Wednesday, March 4, 2009

Can you say DAY FROM HELL

I feel like crap,,,,,having my second nasty cold in a two week period. NOT FAIR....
Yesterday I sat here at my desk could hardly hold up my head.
Today I head out the door at 5:30am to go work out. Hubby says are you sure you want to go to work? I can walk. I go. Guess I should have stayed in bed.
I was leaving the gym I watch the on coming traffic waiting to pull out. All traffic gone, pull out suddenly I have a car scrapping down the side of my front bumper. How to hell did I not see this car??? It's beyond me??? She pulls over I get out of my jeep and must have said I'm sorry 100 times. She says I don't want to report this. "what?" Nah we're both having a bad day......
Still waiting for the cops to come knocking. I was ready to call the police and do the whole report. I have witnesses it wasn't a hit and run. My instructor and her hubby were two cars back. Saw me get out and talk to her.
Is she driving without a license?? No insurance??? What???
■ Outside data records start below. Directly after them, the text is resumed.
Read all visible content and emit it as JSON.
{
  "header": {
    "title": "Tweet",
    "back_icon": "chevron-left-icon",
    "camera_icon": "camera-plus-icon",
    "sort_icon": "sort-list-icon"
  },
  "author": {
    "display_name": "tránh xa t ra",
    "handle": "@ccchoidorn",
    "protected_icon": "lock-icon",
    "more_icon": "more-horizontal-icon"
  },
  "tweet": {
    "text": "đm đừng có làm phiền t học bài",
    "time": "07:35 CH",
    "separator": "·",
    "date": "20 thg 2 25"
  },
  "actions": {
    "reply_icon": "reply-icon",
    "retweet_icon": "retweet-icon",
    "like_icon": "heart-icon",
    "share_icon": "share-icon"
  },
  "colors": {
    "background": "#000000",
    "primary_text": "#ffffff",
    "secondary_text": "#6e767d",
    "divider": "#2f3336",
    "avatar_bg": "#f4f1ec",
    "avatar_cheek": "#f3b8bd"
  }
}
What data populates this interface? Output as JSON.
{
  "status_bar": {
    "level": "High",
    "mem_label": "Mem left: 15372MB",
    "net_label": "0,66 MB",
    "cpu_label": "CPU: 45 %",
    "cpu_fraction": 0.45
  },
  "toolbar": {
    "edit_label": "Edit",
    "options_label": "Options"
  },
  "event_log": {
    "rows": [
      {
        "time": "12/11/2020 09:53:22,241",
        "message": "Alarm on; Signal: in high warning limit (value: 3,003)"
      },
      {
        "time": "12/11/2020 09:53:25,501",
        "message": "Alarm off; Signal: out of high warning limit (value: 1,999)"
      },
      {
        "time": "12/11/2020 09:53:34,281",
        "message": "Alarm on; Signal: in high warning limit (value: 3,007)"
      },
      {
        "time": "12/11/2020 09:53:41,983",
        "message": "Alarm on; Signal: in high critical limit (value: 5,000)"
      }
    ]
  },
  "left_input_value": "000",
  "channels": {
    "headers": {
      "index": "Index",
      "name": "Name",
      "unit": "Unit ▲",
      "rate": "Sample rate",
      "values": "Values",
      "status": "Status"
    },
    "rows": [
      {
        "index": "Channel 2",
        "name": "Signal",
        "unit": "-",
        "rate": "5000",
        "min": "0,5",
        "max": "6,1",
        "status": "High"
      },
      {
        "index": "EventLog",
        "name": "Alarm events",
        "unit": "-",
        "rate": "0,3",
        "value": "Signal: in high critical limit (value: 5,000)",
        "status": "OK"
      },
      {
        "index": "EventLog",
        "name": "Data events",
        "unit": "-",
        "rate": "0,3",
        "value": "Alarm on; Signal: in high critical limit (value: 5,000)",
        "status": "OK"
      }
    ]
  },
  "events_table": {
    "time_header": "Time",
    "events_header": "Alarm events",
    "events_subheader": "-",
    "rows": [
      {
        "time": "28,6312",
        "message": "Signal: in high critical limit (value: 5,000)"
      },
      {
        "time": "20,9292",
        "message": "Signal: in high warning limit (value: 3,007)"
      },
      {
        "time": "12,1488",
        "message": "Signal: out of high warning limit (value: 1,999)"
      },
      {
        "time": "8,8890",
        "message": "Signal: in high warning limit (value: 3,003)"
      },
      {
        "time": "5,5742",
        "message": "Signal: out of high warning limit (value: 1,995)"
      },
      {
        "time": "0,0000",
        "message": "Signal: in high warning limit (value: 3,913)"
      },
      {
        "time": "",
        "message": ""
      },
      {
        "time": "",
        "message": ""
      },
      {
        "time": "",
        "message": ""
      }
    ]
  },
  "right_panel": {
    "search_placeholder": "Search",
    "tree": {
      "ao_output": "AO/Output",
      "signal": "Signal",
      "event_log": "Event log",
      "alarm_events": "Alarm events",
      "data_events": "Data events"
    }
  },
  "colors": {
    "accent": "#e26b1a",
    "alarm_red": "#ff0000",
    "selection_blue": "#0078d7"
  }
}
Well the day is still young. The Ease dropper comes to me this morning and says I want to tell you sorry. Starts in on his blah blah. I stop him. What are you talking about. I'm thinking he is going to say something about the gent that lost his mom. Oh you know the other day. When you assumed I said you share porn with the office and not me. I lost it!!!!!
I assumed NOTHING! You said, geeezz I never get anything all the jokes, virus' and porn you don't share with me.....I let him have it!
So today after already telling me 16 times he was sorry, he had to bring it up again.
He pretty much accused me of telling every one in the office not to talk to him.
He is upset cause he has lashed out at me one too many times. So I decided to stop talking to him.
I will talk work related stuff with him. But don't try to be my friend.
Am I sounding bitchy? Probably, sorry he has bit me too many times. I don't want to get into it. Way too much junk.

This was being discussed when R decides to come for a visit. Too much drama for him.
I'm sure he thinks I bring it on myself.....Not sure he wants to talk to me anymore.

So I called my salon. I asked for the same deal she has given me the last 2 years.
Buy one month get the second free.
See when I get stressed (will pretty much an emotion)I get flushed all across my chest. When I tan this doesn't show up.....

Hmmm maybe I do too much bitching. I guess I should really find something new to talk about. I'm open to suggestions

A good blogger buddy tells me he needs to take a break.......

Ever feel you want to crawl in a hole????